Avenant n°1 à l’accord du 22 décembre 2022 portant sur la mise en place de l’activité réduite pour le maintien en emploi (A.R.M.E)
DU 26/02/2026
ENTRE
La société XXXX, société par actions simplifiée au capital de XXX euros, immatriculée au registre XXX sous le numéro XXX, ayant son siège social au XXX, représentée par XXX en sa qualité de Directrice Ressources Humaines
ET :
Les organisations syndicales représentatives ci-dessous :
Pour la CFE-CGC, Monsieur XXX en sa qualité de Délégué Syndical,
Pour la CGT, Monsieur XXX en sa qualité de Délégué Syndical,
Pour la CFDT, Monsieur XXX en sa qualité de Délégué Syndical,
PREAMBULE
Les parties ont conclu, le
22 décembre 2022, un accord portant sur la mise en place de l’activité réduite pour le maintien en emploi (A.R.M.E), validé par l’autorité administrative, pour une durée déterminée allant jusqu’au 28 décembre 2026.
Les parties conviennent que l’entreprise ne souhaite plus recourir sous cette forme au dispositif d’activité réduite pour le maintien en emploi prévu par cet accord. Néanmoins l’entreprise souhaite rentrer dans le dispositif Activité Partielle de Longue Durée – Rebond (APLD-R), en cas de refus d’autorisation par l’administration, le présent avenant sera annulé et nous poursuivrons l’utilisation de l’A.R.M.E dans les conditions définie à l’accord A.R.M.E du 22 décembre 2022. Dans ce contexte, les parties signataires expriment leur volonté commune de mettre fin de manière anticipée à l’accord A.R.M.E du 22 décembre 2022, dans les conditions définies par le présent avenant. Le présent avenant est conclu conformément aux dispositions du Code du travail relatives à la révision.
Article 1 – Objet de l’avenant
Le présent avenant est conclu conformément aux dispositions du Code du travail relatives à la révision et à la cessation anticipée des accords collectifs à durée déterminée. Le présent avenant a pour objet d’organiser la
fin anticipée, d’un commun accord entre les parties signataires, de l’accord A.R.M.E du 22 décembre 2022.
Article 2 – Date de cessation anticipée de l’accord A.R.M.E
Les parties conviennent que l’accord A.R.M.E du 22 décembre 2022
cessera de produire l’ensemble de ses effets à compter du : 27/02/2026.
À compter de cette date :
aucun salarié ne sera plus placé en activité réduite pour le maintien en emploi au titre dudit accord ;
les dispositions spécifiques liées au dispositif A.R.M.E, notamment en matière de réduction du temps de travail, d’indemnisation complémentaire et d’engagements associés, cesseront de s’appliquer.
Article 3 – Conséquences sur les engagements de l’entreprise
La cessation anticipée de l’accord A.R.M.E met fin, à compter de la date mentionnée à l’article 2 du présent avenant, aux engagements spécifiques souscrits par l’entreprise dans le cadre du dispositif A.R.M.E, notamment en matière :
de maintien de l’emploi lié au recours effectif au dispositif ;
d’information périodique relative à la mise en œuvre du dispositif.

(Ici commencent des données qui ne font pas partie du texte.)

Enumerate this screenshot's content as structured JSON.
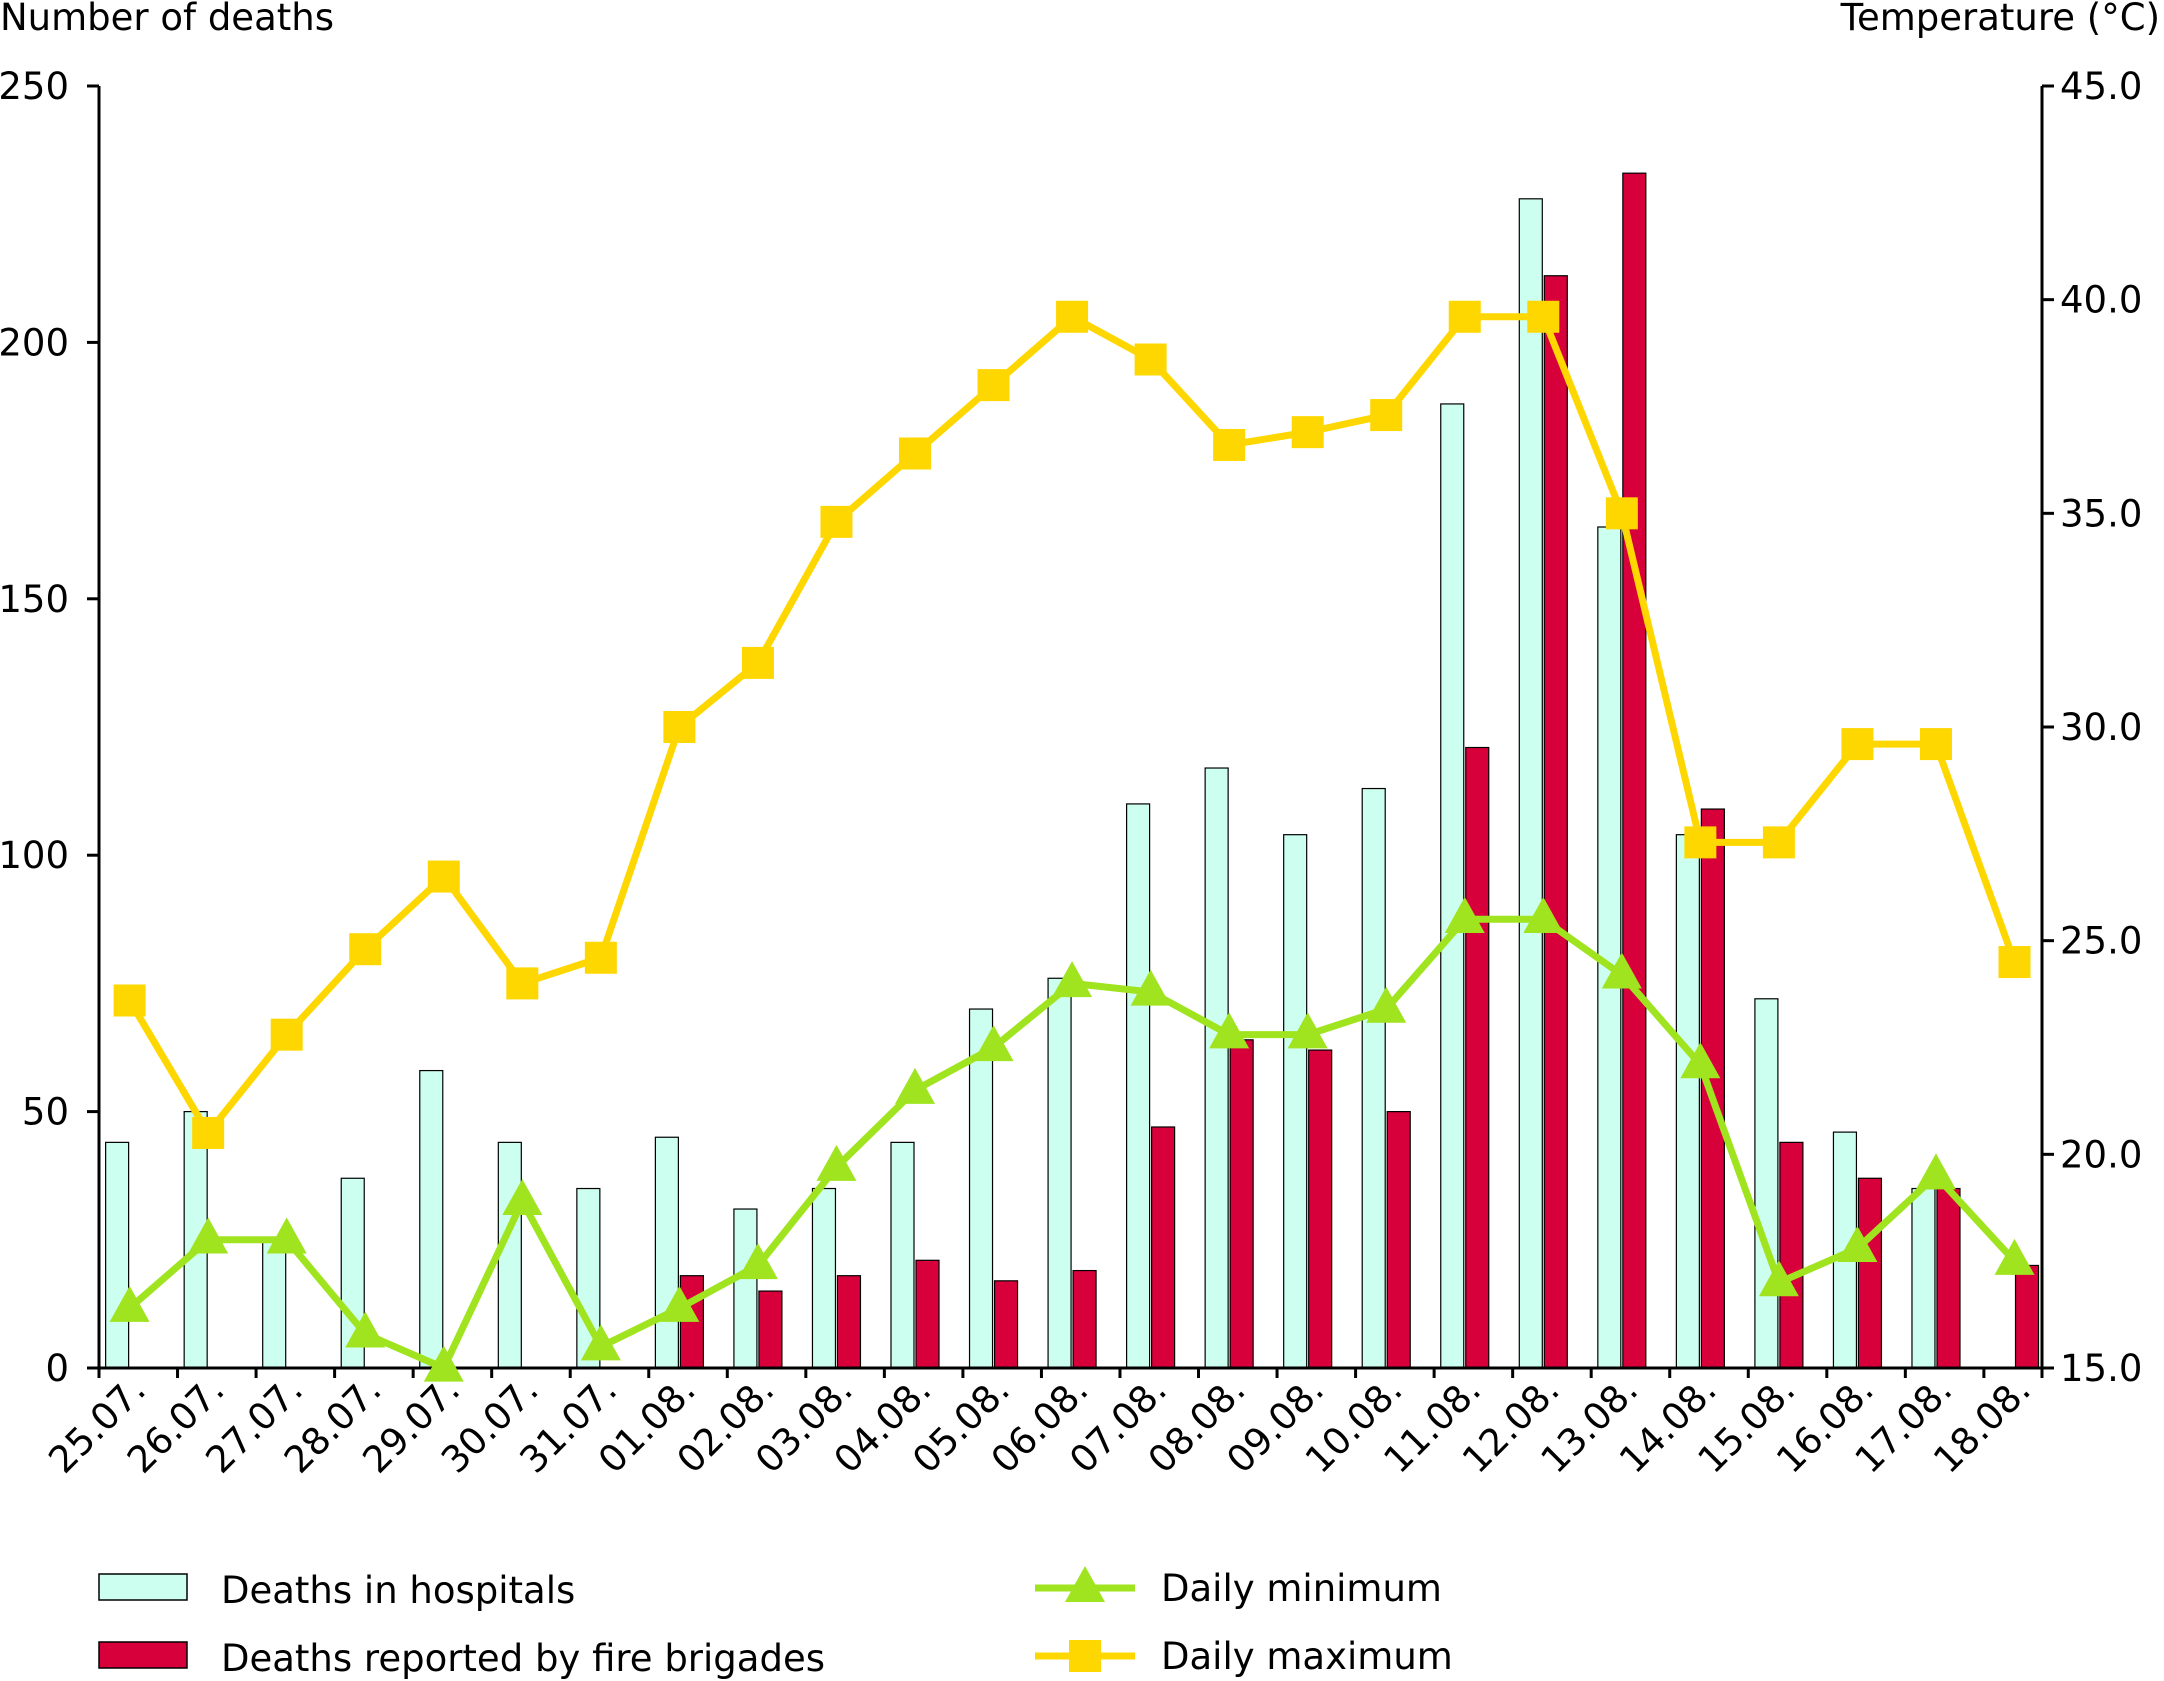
{
  "chart_data": {
    "type": "bar",
    "ylabel_left": "Number of deaths",
    "ylabel_right": "Temperature (°C)",
    "ylim_left": [
      0,
      250
    ],
    "ylim_right": [
      15.0,
      45.0
    ],
    "yticks_left": [
      "0",
      "50",
      "100",
      "150",
      "200",
      "250"
    ],
    "yticks_right": [
      "15.0",
      "20.0",
      "25.0",
      "30.0",
      "35.0",
      "40.0",
      "45.0"
    ],
    "grid": false,
    "legend_position": "bottom",
    "categories": [
      "25.07.",
      "26.07.",
      "27.07.",
      "28.07.",
      "29.07.",
      "30.07.",
      "31.07.",
      "01.08.",
      "02.08.",
      "03.08.",
      "04.08.",
      "05.08.",
      "06.08.",
      "07.08.",
      "08.08.",
      "09.08.",
      "10.08.",
      "11.08.",
      "12.08.",
      "13.08.",
      "14.08.",
      "15.08.",
      "16.08.",
      "17.08.",
      "18.08."
    ],
    "series": [
      {
        "name": "Deaths in hospitals",
        "kind": "bar",
        "axis": "left",
        "color": "#ccfff0",
        "values": [
          44,
          50,
          25,
          37,
          58,
          44,
          35,
          45,
          31,
          35,
          44,
          70,
          76,
          110,
          117,
          104,
          113,
          188,
          228,
          164,
          104,
          72,
          46,
          35,
          null
        ]
      },
      {
        "name": "Deaths reported by fire brigades",
        "kind": "bar",
        "axis": "left",
        "color": "#d8003a",
        "values": [
          null,
          null,
          null,
          null,
          null,
          null,
          null,
          18,
          15,
          18,
          21,
          17,
          19,
          47,
          64,
          62,
          50,
          121,
          213,
          233,
          109,
          44,
          37,
          35,
          20
        ]
      },
      {
        "name": "Daily minimum",
        "kind": "line",
        "axis": "right",
        "marker": "triangle",
        "color": "#9fe41e",
        "values": [
          16.4,
          18.0,
          18.0,
          15.8,
          15.0,
          18.9,
          15.5,
          16.4,
          17.4,
          19.7,
          21.5,
          22.5,
          24.0,
          23.8,
          22.8,
          22.8,
          23.4,
          25.5,
          25.5,
          24.2,
          22.1,
          17.0,
          17.8,
          19.5,
          17.5
        ]
      },
      {
        "name": "Daily maximum",
        "kind": "line",
        "axis": "right",
        "marker": "square",
        "color": "#ffd700",
        "values": [
          23.6,
          20.5,
          22.8,
          24.8,
          26.5,
          24.0,
          24.6,
          30.0,
          31.5,
          34.8,
          36.4,
          38.0,
          39.6,
          38.6,
          36.6,
          36.9,
          37.3,
          39.6,
          39.6,
          35.0,
          27.3,
          27.3,
          29.6,
          29.6,
          24.5
        ]
      }
    ]
  }
}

Les autres engagements de droit commun de l’entreprise, en dehors du champ de l’A.R.M.E, demeurent pleinement applicables.
Article 4 – Date d'effet - durée d’application et formalités de dépôt
Le présent avenant est conclu pour une durée déterminée, strictement limitée à l’organisation de la fin anticipée de l’accord A.R.M.E. Néanmoins l’entreprise souhaite rentrer dans le dispositif Activité Partielle de Longue Durée – Rebond (APLD-R), en cas de refus d’autorisation par l’administration, le présent avenant sera annulé et nous poursuivrons l’utilisation de l’A.R.M.E dans les conditions définie à l’accord A.R.M.E du 22 décembre 2022. Toutes les dispositions de l’accord A.R.M.E du 22 décembre 2022 non contraires au présent avenant demeurent inchangées jusqu’à la date de cessation anticipée prévue à l’article 2. Le présent avenant est notifié aux organisations syndicales représentatives dans les conditions légalement prévues. Les salariés concernés seront informés de la cessation anticipée de l’accord par tout moyen approprié. Conformément aux dispositions légales, le présent avenant fait l’objet d’un dépôt dans la base de données nationale et sera donc rendu public. Il est, par ailleurs, déposé en deux exemplaires dont un en version électronique, dans les conditions prévues par le code du travail, à la DREETS et au Secrétariat-greffe du conseil de prud'hommes territorialement compétents.